HISTOIRE VRAIE : J’AI ACCUEILLI UN DEMANDEUR D’ASILE À LA MAISON
Héberger un jeune Afghan chez soi pendant six semaines ? C’est possible, et avec l’aide d’une association, Isabelle a franchi le pas.
Héberger un jeune Afghan chez soi pendant six semaines ? C’est possible, et avec l’aide d’une association, Isabelle a franchi le pas.
« Il n’y a pas eu un déclic, plutôt une accumulation de déclics : je suivais SOS Méditerranée sur Twitter, tous les jours on entendait parler de ces canots bondés, de ces gens qui meurent noyés ou errent de port en port sans que personne veuille les accueillir, on nous disait que le phénomène allait continuer à s’amplifier… Je me suis dit : si j’étais sur un de ces bateaux, j’aimerais bien que quelqu’un me tende la main. Il y a l’histoire familiale, aussi : ma mère est juive, ses parents ont dû se cacher pendant la guerre. Dès que Pétain a exigé des Juifs de France qu’ils se fassent recenser, ils sont passés en zone libre, et c’est une famille qui les a hébergés dans une ferme pendant quatre ans. Tout ça me travaille… Je sens que l’idée d’accueillir quelqu’un chez nous (à Montrouge, en banlieue parisienne) monte petit à petit. Je le dis à mon mec, Nicolas, qui est partant tout de suite. Il a deux enfants en garde alternée chez nous, Victor, 9 ans, et Emma, 13 ans, on leur en parle : ils trouvent que c’est une super idée – Victor surtout, Emma est un peu moins enthousiaste. Mais elle se fait au projet.
La préparation
Je me lance dans une recherche des associations qui proposent ce genre de service. Je trouve un programme qui s’occupe de demandeurs d’asile de 18 à 25 ans : durant neuf mois, ils sont hébergés gratuitement chez des particuliers, à raison de six semaines par famille – ça permet aux jeunes de rencontrer plein de gens différents, de développer leurs réseaux, de multiplier les opportunités.

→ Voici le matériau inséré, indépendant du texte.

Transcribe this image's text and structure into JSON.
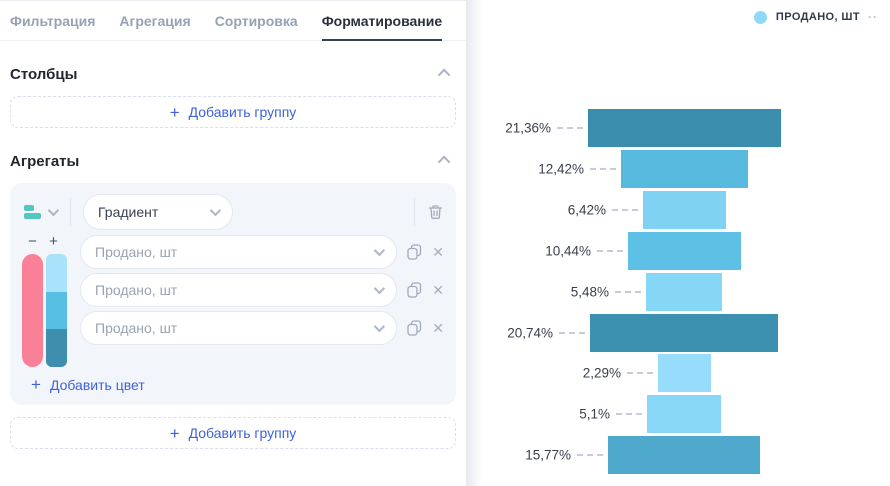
{
  "tabs": [
    {
      "label": "Фильтрация",
      "active": false
    },
    {
      "label": "Агрегация",
      "active": false
    },
    {
      "label": "Сортировка",
      "active": false
    },
    {
      "label": "Форматирование",
      "active": true
    }
  ],
  "columns_section": {
    "title": "Столбцы",
    "add_group_label": "Добавить группу"
  },
  "aggregates_section": {
    "title": "Агрегаты",
    "type_icon_color": "#53C6BF",
    "gradient_select_value": "Градиент",
    "remove_color_bar": "#FA8097",
    "gradient_stops": [
      "#A8E2FB",
      "#57BEE4",
      "#3E8FAE"
    ],
    "inputs": [
      {
        "placeholder": "Продано, шт"
      },
      {
        "placeholder": "Продано, шт"
      },
      {
        "placeholder": "Продано, шт"
      }
    ],
    "add_color_label": "Добавить цвет",
    "add_group_label": "Добавить группу"
  },
  "chart_data": {
    "type": "bar",
    "subtype": "centered-funnel-horizontal",
    "title": "",
    "legend": {
      "label": "ПРОДАНО, ШТ",
      "dot_color": "#8ED9F8",
      "more": "··",
      "position": "top-right"
    },
    "series": [
      {
        "name": "Продано, шт",
        "labels": [
          "21,36%",
          "12,42%",
          "6,42%",
          "10,44%",
          "5,48%",
          "20,74%",
          "2,29%",
          "5,1%",
          "15,77%"
        ],
        "values": [
          21.36,
          12.42,
          6.42,
          10.44,
          5.48,
          20.74,
          2.29,
          5.1,
          15.77
        ],
        "colors": [
          "#3A8DAD",
          "#57B9DE",
          "#7FD2F2",
          "#5FC0E6",
          "#86D6F5",
          "#3C90B0",
          "#97DCFA",
          "#89D7F6",
          "#4FA9CC"
        ]
      }
    ],
    "value_unit": "%",
    "grid": false,
    "axes": "none"
  }
}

Six semaines d’accueil, ça me paraît bien, ni trop court, ni trop long. J’envoie un mail à cette association, ça se concrétise. Les personnes du programme viennent chez nous pour faire connaissance, répondre à nos questions, voir la maison. On leur montre que le demandeur d’asile aurait sa propre chambre, avec une salle de bains partagée. On donne les dates auxquelles on est disponibles… Quelques mois passent, et le 15 août, ça y est : on nous prévient qu’on va pouvoir accueillir Khodadad, un Afghan de 20 ans. On nous demande quand on peut le recevoir, on se met d’accord sur le 3 septembre. On cherche Khodadad sur Facebook, il a l’air super, on se dit : ça va le faire.
L’arrivée
Le jour J, grande excitation à la maison : on prépare un apéro, et voilà Khodadad qui arrive avec son accompagnant… Il observe sans dire encore grand-chose, même s’il se débrouille déjà très bien en français. Il sent qu’Emma est réticente, à table elle ne lui adresse pas la parole, elle ne le regarde pas. Il tente de créer le contact, il lui demande ce qu’elle fait en classe… On en parle après, je lui dis que ce n’est pas grave, que ce n’est pas contre lui. Tout de suite, je vois à quel point il sent les gens et les situations. La vie commune commence : tout se passe bien, c’est très fluide. Khodadad est intelligent et discret, il trouve sa place rapidement. À ce moment-là, il n’a pas encore commencé les cours ni trouvé de boulot (comme son statut de demandeur d’asile l’y autorise), donc il passe beaucoup de temps à la maison. L’association nous avait dit : pas de relation d’argent, il fait ses lessives luimême, vous pouvez compartimenter les étages dans le frigo – on était juste tenus d’offrir un repas en famille par semaine. On se retrouve naturellement dans un mode de fonctionnement beaucoup plus ouvert : on mange ensemble, quand c’est lui qui prépare le riz, il met trois quarts d’heure et ça n’a pas du tout le même goût que le mien ! Il garde les enfants quand on n’est pas là, on le paie pour les heures de baby-sitting. Il n’y a jamais de tension. Avec Victor, le contact passe tout de suite, ils jouent aux cartes, au foot ensemble. Victor apprend tout sur les ethnies en Afghanistan, les Chiites, les Sunnites, les Talibans, la guerre, il comprend tout.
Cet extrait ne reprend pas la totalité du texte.